Cool, thanks. Yeah, my plan is to get the machine working "vanilla", and from there I can decide what to mod/refurbish. This is also fully hobby project, so I may get this done in fits and startsrubber_jonnie wrote: ↑Sun Sep 23, 2018 3:43 pm My experience with the Marpet style RAM upgrades is that the MMU header can often displace the connectors in the MMU socket, and in fact I had exactly this issue on exactly this model of mainboard not long ago.
One part of the puzzle with this particular board is that the MMU is actually fitted the OPPOSITE way around to other boards I have, in other words, it's a 180 degree flip, so when installing the MMU adapter for the RAM upgrade, you also need to flip that 180 degrees too. That had me foxed for a few moments unti I noticed it was different to other motherboards in my collection.
I also ended up having to do a complete reflow of every last solder joint on the MMU and Shifter adaptors, and also the SIMM board.
Once that was done, everything sprang into life with 4MB of RAM .
My advice though, is to get the board working with just it's 512kb of ram to begin with. Put everything back to factory normal before even trying to get it going with the RAM upgrade.
So sort out the resistors, clean the MMU pins, check all the MMU socket pins are good, clean them, clean the MMU chip pins, and reinsert, rembering that the orientation is 180 degrees out on this mainboard, so line the dot on the MMU up with the dot on the socket to be 100%.

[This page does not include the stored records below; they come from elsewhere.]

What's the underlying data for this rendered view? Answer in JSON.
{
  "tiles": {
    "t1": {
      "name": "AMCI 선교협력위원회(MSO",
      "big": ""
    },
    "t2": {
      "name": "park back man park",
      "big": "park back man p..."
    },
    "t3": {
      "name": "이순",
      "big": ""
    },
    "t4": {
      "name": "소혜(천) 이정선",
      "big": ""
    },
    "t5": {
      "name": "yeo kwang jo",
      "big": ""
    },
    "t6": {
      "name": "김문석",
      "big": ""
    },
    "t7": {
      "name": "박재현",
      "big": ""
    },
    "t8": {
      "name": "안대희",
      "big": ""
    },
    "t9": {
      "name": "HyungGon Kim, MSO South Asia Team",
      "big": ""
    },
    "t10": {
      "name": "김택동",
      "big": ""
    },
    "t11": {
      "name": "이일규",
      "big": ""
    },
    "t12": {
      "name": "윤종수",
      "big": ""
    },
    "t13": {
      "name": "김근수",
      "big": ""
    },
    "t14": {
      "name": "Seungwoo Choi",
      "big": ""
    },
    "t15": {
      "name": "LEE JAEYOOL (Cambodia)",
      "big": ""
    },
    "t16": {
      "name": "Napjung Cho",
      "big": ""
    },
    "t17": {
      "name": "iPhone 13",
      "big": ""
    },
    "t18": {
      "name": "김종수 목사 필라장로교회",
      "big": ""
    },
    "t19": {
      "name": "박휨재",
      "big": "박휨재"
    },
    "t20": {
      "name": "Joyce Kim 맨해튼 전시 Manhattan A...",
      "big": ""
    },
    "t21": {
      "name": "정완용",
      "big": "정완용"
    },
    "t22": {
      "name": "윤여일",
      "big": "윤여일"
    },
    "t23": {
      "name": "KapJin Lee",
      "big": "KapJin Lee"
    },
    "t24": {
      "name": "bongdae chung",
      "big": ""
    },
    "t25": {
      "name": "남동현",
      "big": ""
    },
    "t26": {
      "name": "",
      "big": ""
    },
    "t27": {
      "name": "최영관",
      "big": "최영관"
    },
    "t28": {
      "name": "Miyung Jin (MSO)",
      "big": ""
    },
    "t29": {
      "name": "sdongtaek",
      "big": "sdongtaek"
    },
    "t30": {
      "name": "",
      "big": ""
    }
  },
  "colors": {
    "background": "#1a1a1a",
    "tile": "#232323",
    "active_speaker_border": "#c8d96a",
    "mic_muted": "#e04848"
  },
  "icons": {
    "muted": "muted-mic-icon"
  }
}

If the mainboard won't work in standard guise, trying to troubleshoot with extras attached is going to be a lot harder.
You can see more here: https://www.exxosforum.co.uk/forum/viewt ... &hilit=ram
The Marpet upgrade is entirely out, apart from the soldered socket over the shifter chip that you can see in the photos from earlier. Today I resoldered the resistors, and since my last post I popped out the Glue and the MMU chips and I didn't see anything obviously out of alignment in the 60 seconds I spent there. But maybe there's something more nuanced that my eye isn't trained to see on these chips. Just how sensitive are they?
The Marpet instructions seem to point to the MMU for "black screen" boot failures. But if I were to doubt myself, I'd think that one of the resistor connections I resoldered isn't quite right.